Powder dispenser recommendation

The powder I am using is HP-38. As suggested, inspected and cleaned it up.
"Do you check your scale by putting a volume on it, or a weight? See the difference?" I checked by weight with a calibrated Pact digital scale
As suggested, inspected and cleaned it up. Work good, last long time now.
Shoulda done that before creating a post.

Out of curiosity, what was the culprit?
 
It seems like I'm late to this party but I doubt that you find another PM thats better than your Dillon.

I did have one charge bar that was rougher than most and I rubbed the sides of it on a piece of emory cloth to smooth it up.
 
Do you check your scale by putting a volume on it, or a weight? See the difference?

Again, I know what most people think, and that's fine. It's nonsensical to check color with a hardness tester.

I get where you’re coming from but weight and volume are directly proportional if density is constant so what point are you trying to make?
 
It seems like I'm late to this party but I doubt that you find another PM thats better than your Dillon.

I did have one charge bar that was rougher than most and I rubbed the sides of it on a piece of emory cloth to smooth it up.
Cleaned the entire assembley up...............consistently throwing same weights. thanks
 
Out of curiosity, what was the culprit?
The culprit was/is me and my failure to clean mechanism after loading sessions. Found particulate accumulation in loading chute. With that, pulled all dies and inspected/
Cleaned the entire assembley up...............consistently throwing same weights. thanks

cleaned internals
 
...you check the setting of your measure by weight as well
No, sir, I do not. If I'm dispensing powder by volume, I dispense it by volume. If I'm dispensing it by weight, I dispense it by weight. Again, there's a lot in this that's not relevant to OP or this thread. If he's having on-target troubles and is looking into a variety of possible reasons, that's one thing. From his description, he does not have that issue.
 
No, sir, I do not. If I'm dispensing powder by volume, I dispense it by volume.

Ok, how do you set that volume, of which you dispense, in an adjustable measure with no scale or graduations?

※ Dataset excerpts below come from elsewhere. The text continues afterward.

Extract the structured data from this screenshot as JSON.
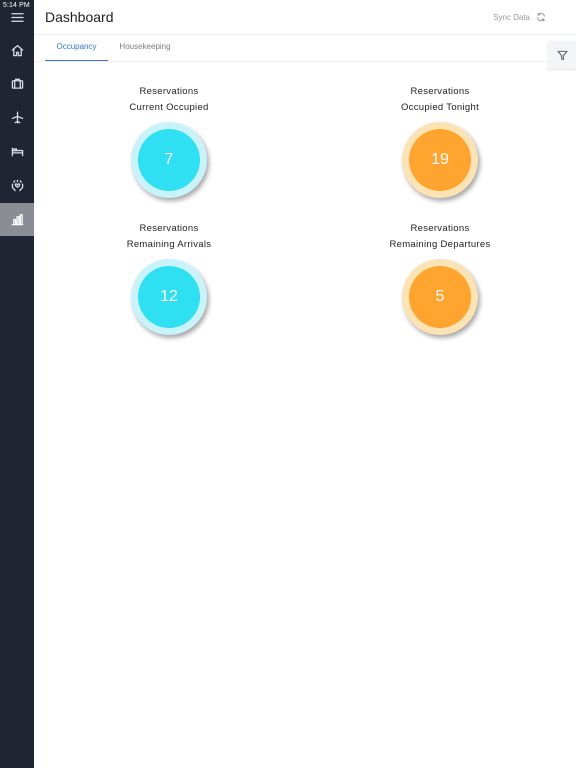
{
  "status_bar": {
    "time": "5:14 PM"
  },
  "sidebar": {
    "items": [
      {
        "icon": "menu-icon"
      },
      {
        "icon": "home-icon"
      },
      {
        "icon": "suitcase-icon"
      },
      {
        "icon": "airplane-icon"
      },
      {
        "icon": "bed-icon"
      },
      {
        "icon": "hands-heart-icon"
      },
      {
        "icon": "bar-chart-icon",
        "active": true
      }
    ]
  },
  "header": {
    "title": "Dashboard",
    "sync_label": "Sync Data"
  },
  "tabs": [
    {
      "label": "Occupancy",
      "active": true
    },
    {
      "label": "Housekeeping",
      "active": false
    }
  ],
  "widgets": [
    {
      "line1": "Reservations",
      "line2": "Current Occupied",
      "value": "7",
      "color": "#2ee0f2"
    },
    {
      "line1": "Reservations",
      "line2": "Occupied Tonight",
      "value": "19",
      "color": "#ffa52f"
    },
    {
      "line1": "Reservations",
      "line2": "Remaining Arrivals",
      "value": "12",
      "color": "#2ee0f2"
    },
    {
      "line1": "Reservations",
      "line2": "Remaining Departures",
      "value": "5",
      "color": "#ffa52f"
    }
  ],
  "colors": {
    "accent": "#3b74d9",
    "sidebar_bg": "#1f2532",
    "cyan": "#2ee0f2",
    "orange": "#ffa52f"
  }
}
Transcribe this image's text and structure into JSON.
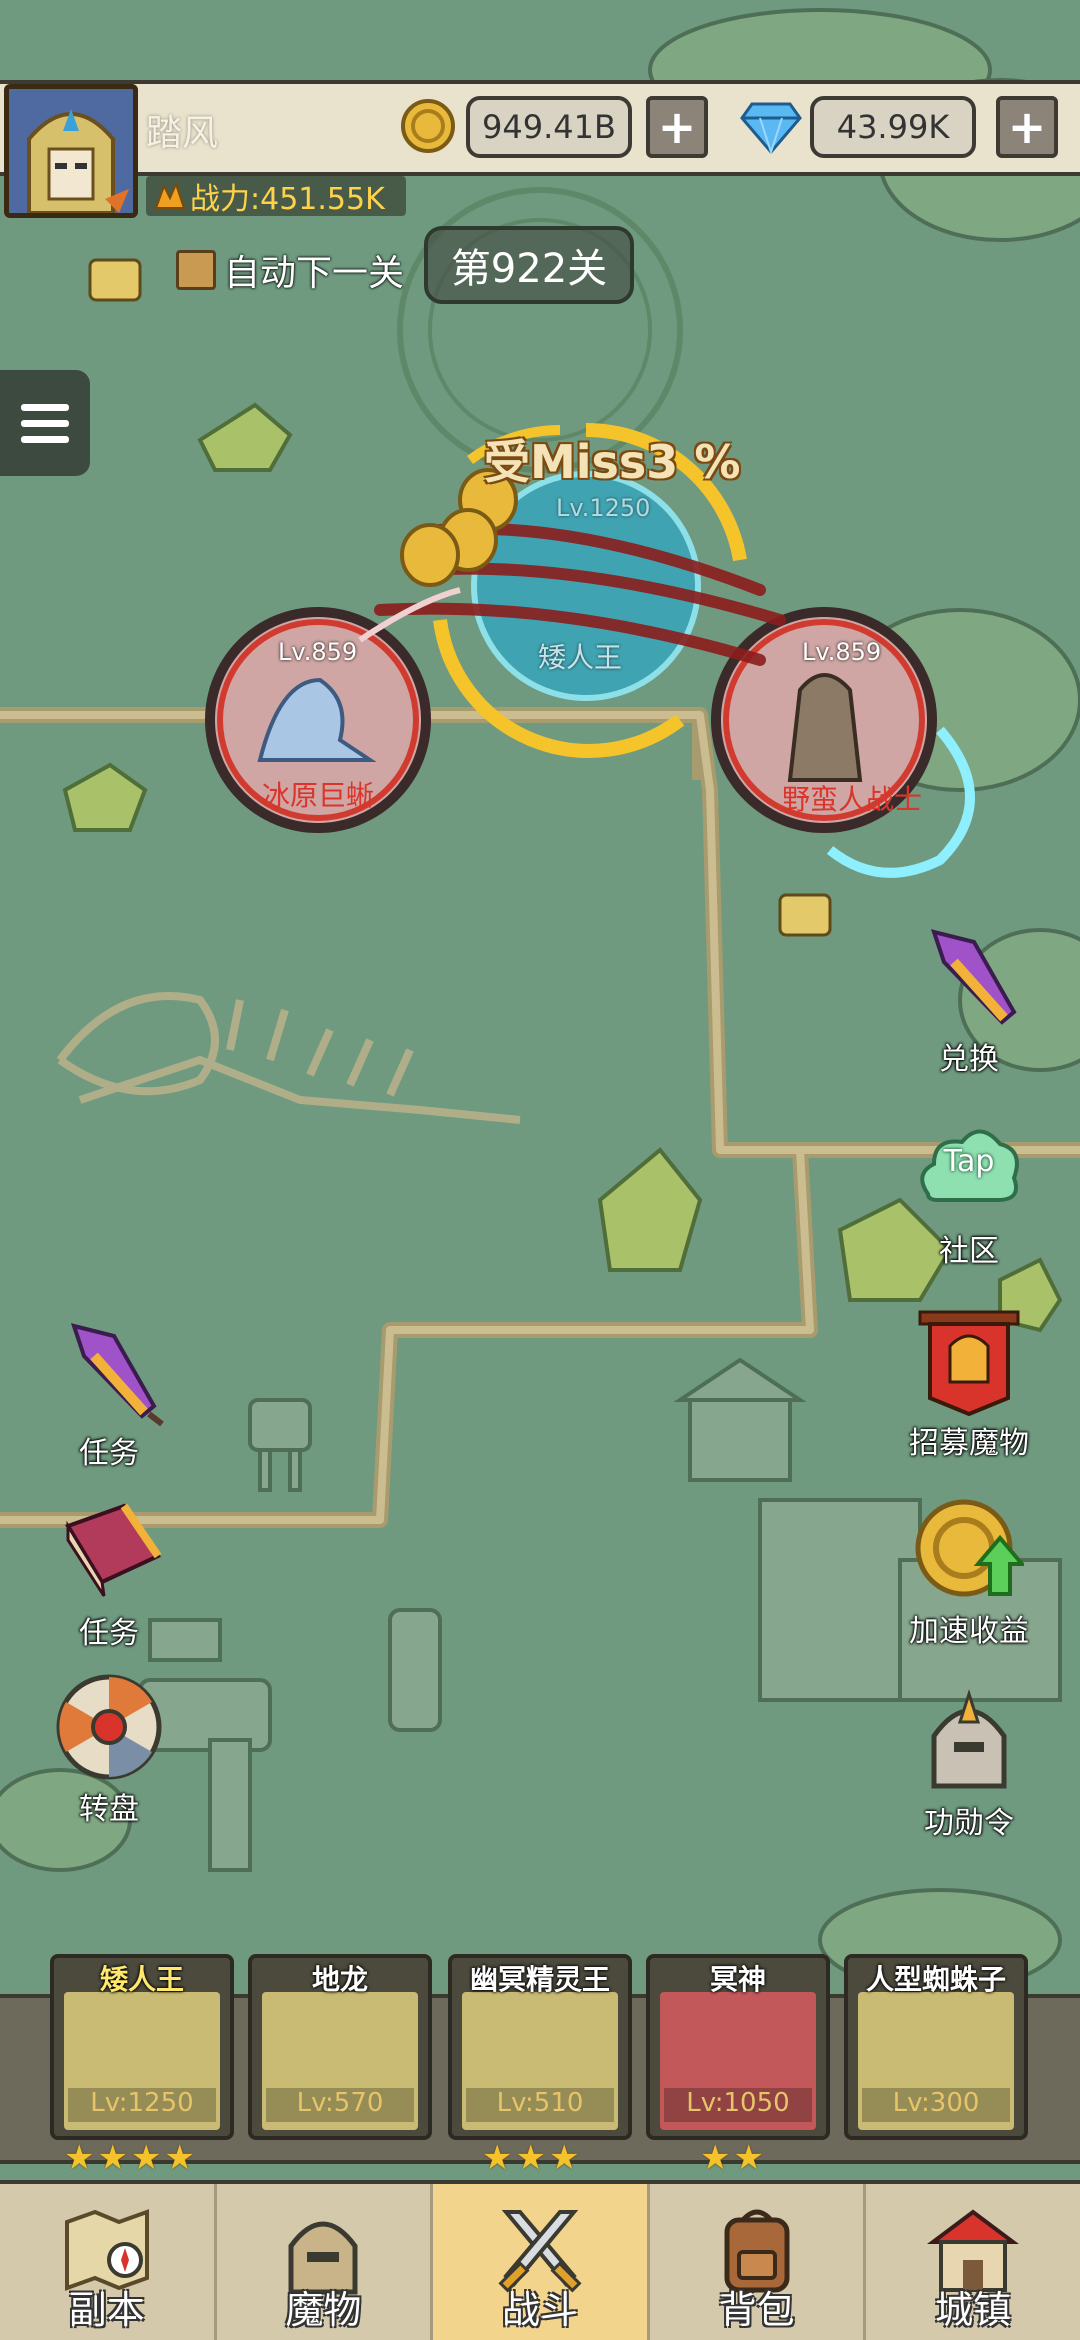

FWIW the fraction of a sentence you quoted didn't even have the word "dispense" in it. It only contained the answer to the question above.
 
I am probably not the norm I really don’t worry about the weight being off a few tenths I have never seen where it makes all that much difference. For the precision shooters , competition shooters it probably does make a difference but in handguns I have never seen where it really does. I drop all my powder on the press using all Lee Precision reloading equipment, since I put Titan Powder baffles in my Lee Pro Auto Disk and my Lee Auto drum I can hold 1 to 2 tenths consistently.
 
@MZ5

I’m still want to understand your point. It sounds like you’re saying that you can’t correlate a volume measurement to a weight measurement.

Weight = Volume x Density, or at least it did when I woke up this morning.
 
On my Dillon BL550, I use both a Uniflow and a modified Redding 10-X. Both use a Hornady case activated powder die system.

But, on my Dillon SDB, I find the Dillon powder measure works just fine.

Note, Dillon has a couple different charge bars for their measure. The difference is the size of the cavity. A large cavity charge bar will not meter small charges well.
 
Do Not Buy a Frankford Arsenal Powder Intellidropper Measure, they do not work well. My replacement just crapped out worse than the first one that I bought. FA has not answered any of my complaints.
 
Weight = Volume x Density, or at least it did when I woke up this morning.
:) Same for every morning, even before we learned it, even for those who never learn it.
Gotta love the "DMV Triangle". The horizontal bar is divided, the vertical is times.
Mass-Density-Volume-Formula.png
 
@MZ5

I’m still want to understand your point. It sounds like you’re saying that you can’t correlate a volume measurement to a weight measurement.

Weight = Volume x Density, or at least it did when I woke up this morning.

I did not say that. If your last line there was all there was to it, why would you 'check' the weight your volumetric dispenser throws on any given cartridge in the course of a batch of reloads?

I'm keeping the stuff that's far OT to the thread or the OP out of my posts here, which may necessitate that I do not reply further in this thread.
 
…..why would you 'check' the weight your volumetric dispenser throws on any given cartridge in the course of a batch of reloads?

You’re answering my question with a question but I’ll bite.

“Why” is obvious. You check the weight of the volume your dispenser throws to correlate it to your target weight.

What isn’t obvious is why you think this standard accepted practice of reloading is “nonsensical”, or were you just being pedantic?